Recently, the National and Local Center jointly launched the world's first, and currently the largest and most complete cross-body visual-tactile multimodal robotic operation dataset: Baihu - VTouch. The release of this dataset marks a breakthrough in robotic visual-tactile perception from a single modality to real cross-body interaction.

image.png

Baihu - VTouch has pioneered a new paradigm for data collection in cross-body visual-tactile multimodal real interaction. It not only includes high-precision visual-tactile sensor data, but also integrates key information such as RGB-D depth vision and joint pose. The total duration of the dataset exceeds 60,000 minutes. To ensure universality, the data collection covers various configurations, including full-size humanoid robots (Qinglong), humanoid wheeled robots, and handheld smart terminals.

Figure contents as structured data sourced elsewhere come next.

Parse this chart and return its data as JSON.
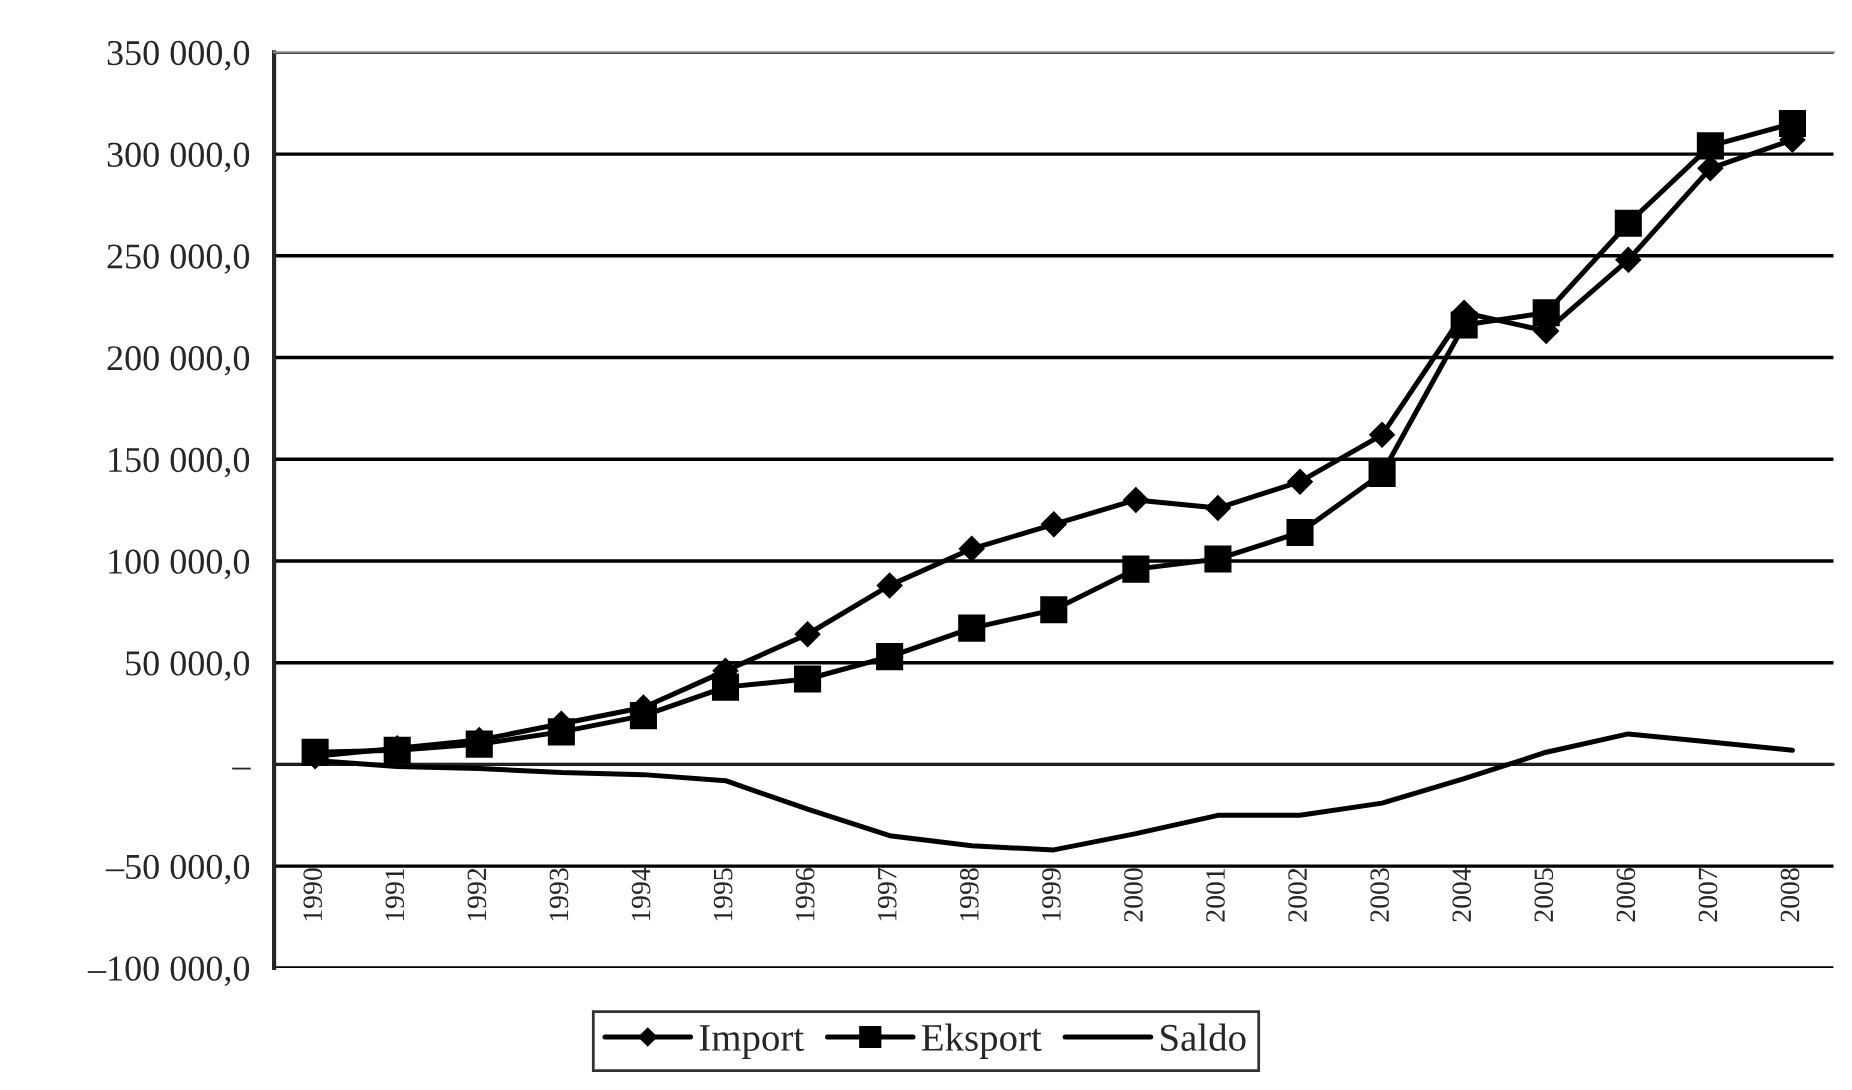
{
  "chart_data": {
    "type": "line",
    "categories": [
      "1990",
      "1991",
      "1992",
      "1993",
      "1994",
      "1995",
      "1996",
      "1997",
      "1998",
      "1999",
      "2000",
      "2001",
      "2002",
      "2003",
      "2004",
      "2005",
      "2006",
      "2007",
      "2008"
    ],
    "series": [
      {
        "name": "Import",
        "color": "#000000",
        "marker": "diamond",
        "values": [
          4000,
          8000,
          12000,
          20000,
          28000,
          46000,
          64000,
          88000,
          106000,
          118000,
          130000,
          126000,
          139000,
          162000,
          222000,
          213000,
          248000,
          293000,
          307000
        ]
      },
      {
        "name": "Eksport",
        "color": "#000000",
        "marker": "square",
        "values": [
          6000,
          7000,
          10000,
          16000,
          24000,
          38000,
          42000,
          53000,
          67000,
          76000,
          96000,
          101000,
          114000,
          143000,
          216000,
          222000,
          266000,
          304000,
          315000
        ]
      },
      {
        "name": "Saldo",
        "color": "#000000",
        "marker": "none",
        "values": [
          2000,
          -1000,
          -2000,
          -4000,
          -5000,
          -8000,
          -22000,
          -35000,
          -40000,
          -42000,
          -34000,
          -25000,
          -25000,
          -19000,
          -7000,
          6000,
          15000,
          11000,
          7000
        ]
      }
    ],
    "ylim": [
      -100000,
      350000
    ],
    "yticks": [
      {
        "value": -100000,
        "label": "–100 000,0"
      },
      {
        "value": -50000,
        "label": "–50 000,0"
      },
      {
        "value": 0,
        "label": "–"
      },
      {
        "value": 50000,
        "label": "50 000,0"
      },
      {
        "value": 100000,
        "label": "100 000,0"
      },
      {
        "value": 150000,
        "label": "150 000,0"
      },
      {
        "value": 200000,
        "label": "200 000,0"
      },
      {
        "value": 250000,
        "label": "250 000,0"
      },
      {
        "value": 300000,
        "label": "300 000,0"
      },
      {
        "value": 350000,
        "label": "350 000,0"
      }
    ],
    "grid": "y",
    "legend": "bottom",
    "line_style": "solid"
  }
}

In terms of detail presentation, this dataset uses high-performance sensors that support a resolution of 640×480 and a refresh rate of 120Hz, which can accurately capture minute changes when objects come into contact. Currently, the dataset has accumulated about 90.72 million pairs of real object contact samples, focusing on over 260 contact-intensive tasks in four major scenarios: home, catering, industry, and special operations.

Research shows that after introducing visual-tactile perception, nearly 70% of tasks have achieved more continuous contact state descriptions. This will provide crucial underlying data support for robots' fine operation, precise force control, and self-recovery after task failure.